Importance of Consumption for Economic Growth
- Major Driver of GDP Growth: Private consumption accounts for a significant portion of GDP in most economies. In India, consumption contributes nearly 60% to GDP, directly influencing economic output.
- Boosts Demand for Goods and Services: Higher consumption increases demand for goods and services, driving industrial production and service sector growth, leading to job creation.
- Encourages Investment: A surge in consumption creates favourable conditions for businesses to invest in capacity expansion, research, and innovation, fostering economic development.
- Multiplier Effect: Spending by consumers generates income for producers and workers, who in turn spend their earnings, creating a multiplier effect that amplifies economic growth.
- Government Revenue: Higher consumption results in increased revenue through indirect taxes like GST, helping governments finance developmental projects and welfare programs.
- Resilience Against Global Shocks: Economies with strong domestic consumption are less dependent on external factors like exports, making them more resilient to global uncertainties.
Actions the Centre and RBI Can Take to Boost Consumption
- Address Inflation: Contain rising prices to protect purchasing power.

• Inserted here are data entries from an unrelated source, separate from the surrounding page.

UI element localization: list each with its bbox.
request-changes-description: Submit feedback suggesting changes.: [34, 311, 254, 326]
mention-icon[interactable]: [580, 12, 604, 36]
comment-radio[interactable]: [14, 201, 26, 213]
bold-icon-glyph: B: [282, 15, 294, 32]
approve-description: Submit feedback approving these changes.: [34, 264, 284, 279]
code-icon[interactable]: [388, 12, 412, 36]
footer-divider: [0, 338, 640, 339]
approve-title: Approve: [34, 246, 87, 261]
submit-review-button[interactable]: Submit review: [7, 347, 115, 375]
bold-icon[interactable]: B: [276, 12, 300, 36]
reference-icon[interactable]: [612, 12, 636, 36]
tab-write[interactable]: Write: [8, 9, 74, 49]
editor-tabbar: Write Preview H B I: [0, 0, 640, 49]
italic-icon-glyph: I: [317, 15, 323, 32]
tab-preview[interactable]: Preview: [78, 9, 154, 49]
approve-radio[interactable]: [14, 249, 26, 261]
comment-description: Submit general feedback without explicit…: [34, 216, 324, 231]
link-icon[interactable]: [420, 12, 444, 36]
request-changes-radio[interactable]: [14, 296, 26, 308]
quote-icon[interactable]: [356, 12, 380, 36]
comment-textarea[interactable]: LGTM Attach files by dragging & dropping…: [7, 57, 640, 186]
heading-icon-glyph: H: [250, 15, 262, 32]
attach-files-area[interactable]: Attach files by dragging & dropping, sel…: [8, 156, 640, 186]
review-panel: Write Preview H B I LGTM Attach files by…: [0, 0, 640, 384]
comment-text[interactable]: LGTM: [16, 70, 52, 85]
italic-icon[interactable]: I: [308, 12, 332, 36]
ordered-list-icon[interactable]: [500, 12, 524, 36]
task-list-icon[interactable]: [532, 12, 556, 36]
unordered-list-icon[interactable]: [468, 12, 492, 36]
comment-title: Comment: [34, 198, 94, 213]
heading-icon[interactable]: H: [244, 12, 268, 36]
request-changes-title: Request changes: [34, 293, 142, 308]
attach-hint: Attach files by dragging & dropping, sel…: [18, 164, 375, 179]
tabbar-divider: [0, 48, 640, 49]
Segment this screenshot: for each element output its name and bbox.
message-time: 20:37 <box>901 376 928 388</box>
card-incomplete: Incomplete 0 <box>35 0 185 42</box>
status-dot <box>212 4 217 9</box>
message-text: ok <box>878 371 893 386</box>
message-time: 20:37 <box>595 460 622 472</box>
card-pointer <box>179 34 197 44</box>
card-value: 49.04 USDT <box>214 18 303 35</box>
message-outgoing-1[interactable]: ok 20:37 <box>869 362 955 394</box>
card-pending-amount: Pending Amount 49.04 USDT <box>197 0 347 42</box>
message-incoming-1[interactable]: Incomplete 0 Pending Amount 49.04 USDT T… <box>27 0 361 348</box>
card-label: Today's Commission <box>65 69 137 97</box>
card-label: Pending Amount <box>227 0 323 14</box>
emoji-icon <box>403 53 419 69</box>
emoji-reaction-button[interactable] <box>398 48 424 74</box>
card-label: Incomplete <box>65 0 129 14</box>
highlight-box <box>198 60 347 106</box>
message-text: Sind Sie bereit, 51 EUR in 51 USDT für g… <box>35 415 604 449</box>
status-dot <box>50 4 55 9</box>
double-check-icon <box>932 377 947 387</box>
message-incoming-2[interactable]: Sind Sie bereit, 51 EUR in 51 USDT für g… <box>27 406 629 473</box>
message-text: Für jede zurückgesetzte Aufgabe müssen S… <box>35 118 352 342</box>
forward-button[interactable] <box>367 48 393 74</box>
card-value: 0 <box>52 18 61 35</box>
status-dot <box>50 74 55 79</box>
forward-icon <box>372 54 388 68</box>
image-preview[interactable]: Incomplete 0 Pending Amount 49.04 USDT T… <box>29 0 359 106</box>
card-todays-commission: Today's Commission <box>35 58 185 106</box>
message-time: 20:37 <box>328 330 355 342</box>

- Enhance Credit Flows: Ensure easier access to retail credit, enabling consumers to spend more.
- Stimulate Urban Demand: Focus on incentives for urban households to counter post-festive spending slowdowns.
- Support Rural Demand: Strengthen rural incomes through targeted programs and minimum support price (MSP) adjustments.
- Create Employment: Focus on job creation, as stable employment boosts consumer confidence and spending.
- Focus on Consumption-Oriented Policies: Reduce indirect tax burdens and provide targeted subsidies to lower-income groups to spur consumption.